Solo mi obsesivo propósito de ser la nueva vendedora del mes logró vencer la repugnancia que me inspiraba aquel timbre renegrido y grasiento. La aspiradora no, el limpiador mágico…menos todavía, tal vez el ventilador portátil o el juego de cuchillos japoneses… El suelo de madera crujió terroríficamente al paso de unos ciento noventa kilos de carne flácida y mal repartida. El espantoso tipo descorrió varios cerrojos interiores chirriantes para abrirme. Estoy bien entrenada: ni siquiera pestañeé ante su estólida mirada, semioculta por la piel abotargada de un rostro degenerado, ni un leve gesto de lenguaje no verbal capaz de delatar la repulsión y el miedo desatados en mi cerebro por su aspecto perturbador.
No preguntó el motivo de mi visita: mirando libidinosamente, se limitó a franquearme el paso, colocándose a continuación de la hoja de madera con la mano sobre el pomo oxidado. Entré sin vacilar, la primera fase de toda venta es vencer la resistencia de los compradores a recibir extraños. Seguí por un pasillo penumbroso, maloliente y pegajoso al contacto con mis elegantes zapatos de tacón. Yo recitaba mis retahílas de vendedora sin volverme: los trastos polvorientos acumulados entorpecían el paso, pero notaba su presencia por su respiración penosa, por los gruñidos del suelo bajo sus pisadas y, sobre todo, por un olor nauseabundo a grasa rancia y a sudor agrio.

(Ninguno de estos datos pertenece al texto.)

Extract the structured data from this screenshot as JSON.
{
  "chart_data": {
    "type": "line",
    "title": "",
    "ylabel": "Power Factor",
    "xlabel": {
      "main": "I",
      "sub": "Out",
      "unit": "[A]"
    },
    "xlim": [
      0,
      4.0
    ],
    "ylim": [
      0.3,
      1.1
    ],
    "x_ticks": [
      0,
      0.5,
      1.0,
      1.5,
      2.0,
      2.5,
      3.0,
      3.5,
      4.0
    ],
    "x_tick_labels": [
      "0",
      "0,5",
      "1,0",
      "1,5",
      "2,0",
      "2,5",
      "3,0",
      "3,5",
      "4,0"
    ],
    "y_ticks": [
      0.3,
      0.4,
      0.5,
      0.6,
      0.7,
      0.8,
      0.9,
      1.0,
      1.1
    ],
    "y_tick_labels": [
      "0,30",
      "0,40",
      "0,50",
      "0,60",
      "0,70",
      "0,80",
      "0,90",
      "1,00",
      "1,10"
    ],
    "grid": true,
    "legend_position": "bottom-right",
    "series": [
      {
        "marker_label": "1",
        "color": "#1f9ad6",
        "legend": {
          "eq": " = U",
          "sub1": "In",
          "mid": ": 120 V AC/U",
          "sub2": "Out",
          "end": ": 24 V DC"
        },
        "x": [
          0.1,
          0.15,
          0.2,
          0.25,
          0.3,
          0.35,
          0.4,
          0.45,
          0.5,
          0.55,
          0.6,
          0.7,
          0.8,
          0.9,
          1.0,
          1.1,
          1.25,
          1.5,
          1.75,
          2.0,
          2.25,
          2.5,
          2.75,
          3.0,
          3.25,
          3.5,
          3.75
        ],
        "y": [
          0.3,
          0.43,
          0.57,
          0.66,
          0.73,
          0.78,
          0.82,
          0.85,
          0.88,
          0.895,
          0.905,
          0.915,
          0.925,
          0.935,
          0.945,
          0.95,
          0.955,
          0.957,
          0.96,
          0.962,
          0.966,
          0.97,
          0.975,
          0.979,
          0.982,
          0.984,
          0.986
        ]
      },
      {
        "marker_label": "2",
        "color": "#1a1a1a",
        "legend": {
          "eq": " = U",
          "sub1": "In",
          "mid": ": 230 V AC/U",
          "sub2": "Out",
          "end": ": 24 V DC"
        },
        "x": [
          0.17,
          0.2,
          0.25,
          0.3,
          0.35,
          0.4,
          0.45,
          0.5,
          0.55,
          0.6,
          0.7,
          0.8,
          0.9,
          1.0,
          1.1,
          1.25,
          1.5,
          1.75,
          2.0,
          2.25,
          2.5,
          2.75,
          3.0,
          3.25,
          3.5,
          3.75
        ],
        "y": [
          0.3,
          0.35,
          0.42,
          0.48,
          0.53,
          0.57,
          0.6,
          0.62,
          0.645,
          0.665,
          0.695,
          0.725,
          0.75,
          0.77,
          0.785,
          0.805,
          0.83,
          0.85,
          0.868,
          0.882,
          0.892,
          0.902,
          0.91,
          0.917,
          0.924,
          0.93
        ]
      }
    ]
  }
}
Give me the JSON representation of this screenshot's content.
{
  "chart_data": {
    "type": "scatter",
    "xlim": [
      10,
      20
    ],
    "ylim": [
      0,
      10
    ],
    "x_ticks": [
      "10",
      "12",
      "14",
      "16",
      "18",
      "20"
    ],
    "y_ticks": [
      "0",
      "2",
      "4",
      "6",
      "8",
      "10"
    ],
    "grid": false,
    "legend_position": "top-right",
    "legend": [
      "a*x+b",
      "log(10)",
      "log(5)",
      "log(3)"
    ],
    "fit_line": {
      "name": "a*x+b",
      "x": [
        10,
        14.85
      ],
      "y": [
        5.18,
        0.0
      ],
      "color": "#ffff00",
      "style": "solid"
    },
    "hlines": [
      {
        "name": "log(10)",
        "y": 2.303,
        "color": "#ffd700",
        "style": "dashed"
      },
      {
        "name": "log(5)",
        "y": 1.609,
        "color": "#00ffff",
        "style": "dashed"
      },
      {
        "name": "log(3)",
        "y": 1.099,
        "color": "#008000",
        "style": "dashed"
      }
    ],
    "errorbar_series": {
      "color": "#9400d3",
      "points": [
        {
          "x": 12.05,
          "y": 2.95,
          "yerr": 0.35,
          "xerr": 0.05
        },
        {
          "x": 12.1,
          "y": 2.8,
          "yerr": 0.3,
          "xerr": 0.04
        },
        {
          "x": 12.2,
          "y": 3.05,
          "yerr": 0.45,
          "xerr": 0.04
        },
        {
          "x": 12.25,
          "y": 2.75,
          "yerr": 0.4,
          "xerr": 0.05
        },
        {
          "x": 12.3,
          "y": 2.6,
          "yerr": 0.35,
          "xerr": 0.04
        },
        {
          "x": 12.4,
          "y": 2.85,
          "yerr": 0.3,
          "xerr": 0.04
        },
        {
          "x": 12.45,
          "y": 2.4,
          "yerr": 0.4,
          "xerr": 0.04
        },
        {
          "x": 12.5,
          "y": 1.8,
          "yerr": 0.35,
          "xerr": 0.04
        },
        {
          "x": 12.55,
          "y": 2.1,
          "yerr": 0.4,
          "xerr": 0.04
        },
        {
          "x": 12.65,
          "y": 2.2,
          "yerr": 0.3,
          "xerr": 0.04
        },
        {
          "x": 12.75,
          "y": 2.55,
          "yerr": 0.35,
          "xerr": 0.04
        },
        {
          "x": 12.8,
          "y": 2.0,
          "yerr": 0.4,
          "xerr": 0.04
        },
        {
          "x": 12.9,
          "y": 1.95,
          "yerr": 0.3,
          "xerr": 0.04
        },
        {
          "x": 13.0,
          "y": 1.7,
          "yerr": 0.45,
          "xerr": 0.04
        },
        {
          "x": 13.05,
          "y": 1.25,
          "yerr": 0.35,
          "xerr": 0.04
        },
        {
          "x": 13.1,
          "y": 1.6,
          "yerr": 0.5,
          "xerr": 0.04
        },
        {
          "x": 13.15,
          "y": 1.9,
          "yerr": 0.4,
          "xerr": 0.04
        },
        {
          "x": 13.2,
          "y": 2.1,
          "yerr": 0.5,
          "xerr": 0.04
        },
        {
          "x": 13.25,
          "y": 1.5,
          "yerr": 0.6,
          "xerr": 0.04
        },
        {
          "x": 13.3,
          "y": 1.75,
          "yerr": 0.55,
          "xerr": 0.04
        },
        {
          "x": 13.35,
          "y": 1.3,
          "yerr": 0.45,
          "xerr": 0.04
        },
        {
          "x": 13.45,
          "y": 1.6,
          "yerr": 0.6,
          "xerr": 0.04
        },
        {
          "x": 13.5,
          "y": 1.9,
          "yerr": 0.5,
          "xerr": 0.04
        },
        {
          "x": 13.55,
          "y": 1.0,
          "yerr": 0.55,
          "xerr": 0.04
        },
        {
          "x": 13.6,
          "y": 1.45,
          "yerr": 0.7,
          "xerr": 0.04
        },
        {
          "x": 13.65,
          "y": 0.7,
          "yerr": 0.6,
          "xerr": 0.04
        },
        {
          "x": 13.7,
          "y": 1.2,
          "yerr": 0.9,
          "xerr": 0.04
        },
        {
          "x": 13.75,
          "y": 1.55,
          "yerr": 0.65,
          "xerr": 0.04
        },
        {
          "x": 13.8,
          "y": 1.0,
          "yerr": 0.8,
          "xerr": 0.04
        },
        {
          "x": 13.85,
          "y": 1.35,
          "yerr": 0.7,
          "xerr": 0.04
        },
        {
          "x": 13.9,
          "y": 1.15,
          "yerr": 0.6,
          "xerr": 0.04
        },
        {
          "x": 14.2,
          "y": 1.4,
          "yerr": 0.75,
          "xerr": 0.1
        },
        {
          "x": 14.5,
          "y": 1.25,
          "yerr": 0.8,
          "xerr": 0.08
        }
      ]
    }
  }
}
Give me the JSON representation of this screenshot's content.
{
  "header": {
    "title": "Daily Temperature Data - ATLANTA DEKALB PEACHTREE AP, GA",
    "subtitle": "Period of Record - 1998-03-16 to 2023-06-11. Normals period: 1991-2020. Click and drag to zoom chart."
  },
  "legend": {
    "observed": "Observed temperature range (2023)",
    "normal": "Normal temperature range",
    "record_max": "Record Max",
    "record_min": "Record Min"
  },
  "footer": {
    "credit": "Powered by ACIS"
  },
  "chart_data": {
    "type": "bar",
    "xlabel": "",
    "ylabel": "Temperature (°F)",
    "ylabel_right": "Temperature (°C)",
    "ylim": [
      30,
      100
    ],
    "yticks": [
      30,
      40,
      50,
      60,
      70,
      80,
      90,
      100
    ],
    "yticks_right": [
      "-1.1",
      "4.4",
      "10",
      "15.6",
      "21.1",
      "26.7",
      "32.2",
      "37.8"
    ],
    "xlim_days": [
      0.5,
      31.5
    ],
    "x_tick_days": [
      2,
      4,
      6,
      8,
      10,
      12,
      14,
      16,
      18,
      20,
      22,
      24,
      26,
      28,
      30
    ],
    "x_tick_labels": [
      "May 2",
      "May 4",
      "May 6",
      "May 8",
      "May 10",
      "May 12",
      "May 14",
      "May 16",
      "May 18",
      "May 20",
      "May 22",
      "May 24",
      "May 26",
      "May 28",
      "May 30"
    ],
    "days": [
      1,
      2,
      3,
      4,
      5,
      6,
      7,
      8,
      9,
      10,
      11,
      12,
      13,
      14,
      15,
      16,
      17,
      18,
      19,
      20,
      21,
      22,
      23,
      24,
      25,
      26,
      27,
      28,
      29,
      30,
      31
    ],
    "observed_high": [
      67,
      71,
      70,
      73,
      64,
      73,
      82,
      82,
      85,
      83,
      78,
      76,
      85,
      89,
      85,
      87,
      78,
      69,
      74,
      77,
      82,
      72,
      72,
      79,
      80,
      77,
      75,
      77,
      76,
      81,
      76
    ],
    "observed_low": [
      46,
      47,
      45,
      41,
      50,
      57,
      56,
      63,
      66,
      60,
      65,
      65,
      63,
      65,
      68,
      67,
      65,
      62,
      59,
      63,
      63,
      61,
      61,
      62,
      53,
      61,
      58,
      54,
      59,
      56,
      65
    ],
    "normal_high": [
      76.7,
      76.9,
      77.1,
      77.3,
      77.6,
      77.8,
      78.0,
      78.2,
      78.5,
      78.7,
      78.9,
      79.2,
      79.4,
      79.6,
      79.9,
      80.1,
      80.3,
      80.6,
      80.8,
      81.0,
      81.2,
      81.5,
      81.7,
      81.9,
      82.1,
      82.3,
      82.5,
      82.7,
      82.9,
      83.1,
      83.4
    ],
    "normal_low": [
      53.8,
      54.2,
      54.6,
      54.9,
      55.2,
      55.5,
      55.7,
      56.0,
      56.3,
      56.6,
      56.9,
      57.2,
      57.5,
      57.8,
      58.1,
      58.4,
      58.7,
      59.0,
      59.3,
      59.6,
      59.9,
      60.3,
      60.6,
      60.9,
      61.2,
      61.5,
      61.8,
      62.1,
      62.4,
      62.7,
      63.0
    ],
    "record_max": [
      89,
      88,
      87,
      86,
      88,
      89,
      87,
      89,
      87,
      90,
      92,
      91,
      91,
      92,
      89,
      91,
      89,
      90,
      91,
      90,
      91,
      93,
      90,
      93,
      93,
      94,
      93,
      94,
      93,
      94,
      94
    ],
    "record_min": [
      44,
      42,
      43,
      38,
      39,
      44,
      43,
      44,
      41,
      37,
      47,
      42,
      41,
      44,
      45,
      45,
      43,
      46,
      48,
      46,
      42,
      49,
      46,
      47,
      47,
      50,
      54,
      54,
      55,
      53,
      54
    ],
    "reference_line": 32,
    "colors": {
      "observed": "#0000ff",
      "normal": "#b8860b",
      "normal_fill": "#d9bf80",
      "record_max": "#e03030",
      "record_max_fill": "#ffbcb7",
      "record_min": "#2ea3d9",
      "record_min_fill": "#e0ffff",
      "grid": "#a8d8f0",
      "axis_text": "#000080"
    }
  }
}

El pasillo desembocó en un tétrico comedor con enredos suficientes para no encontrar un sitio donde sentarse, ni siquiera para colocar mis maletines de muestras. Me volví para establecer contacto visual justo a tiempo de verlo estirar los brazos en mi dirección, su cuerpo bloqueando la única salida entre un aparador destartalado y un sofá repleto de mantas, zapatos, sábanas y restos de comida diseminados por doquier para placer de numerosas cucarachas. Mostrando una agilidad discordante con su porte deshumanizado, me aprisionó en su abrazo y, para mayor horror, caímos juntos al suelo como prólogo, supuse, a ser violada por un animal cuyo peso casi cuadruplicaba el mío.
Inmovilizada por aquella masa descomunal y posiblemente por la rotura de alguna costilla, me estaba asfixiando, solo deseaba notarlo terminar para tomar algo de aire. Para mi desesperación, no ocurrió nada. Pronto entendí estar bajo el peso inamovible del cadáver de un obeso mórbido infartado. Me mareaba y si no remediaba la falta de aire quedaban escasos minutos antes de perecer por hipoxia.
Intenté liberarme y fue peor: cada movimiento acentuaba mis requerimientos de oxígeno y aceleraba mi muerte. Palpé alrededor: allí estaba mi única vía de salvación. Con un esfuerzo sobrehumano logré atraer el maletín de cuchillos. Tomé a tientas uno grande. No podía cambiar de posición, así que, tras cortar su formidable brazo por la articulación del hombro, comencé a lonchear la carne bajo sus axilas bañándome en sangre semicoagulada. Mi asco se disparaba al notar el cuchillo sajando tembloroso músculos y grasa humanos y, sin remedio, tragué mi propio vómito. Tal vez destrozando su carne conseguiría desbloquear mi nariz antes de desmayarme.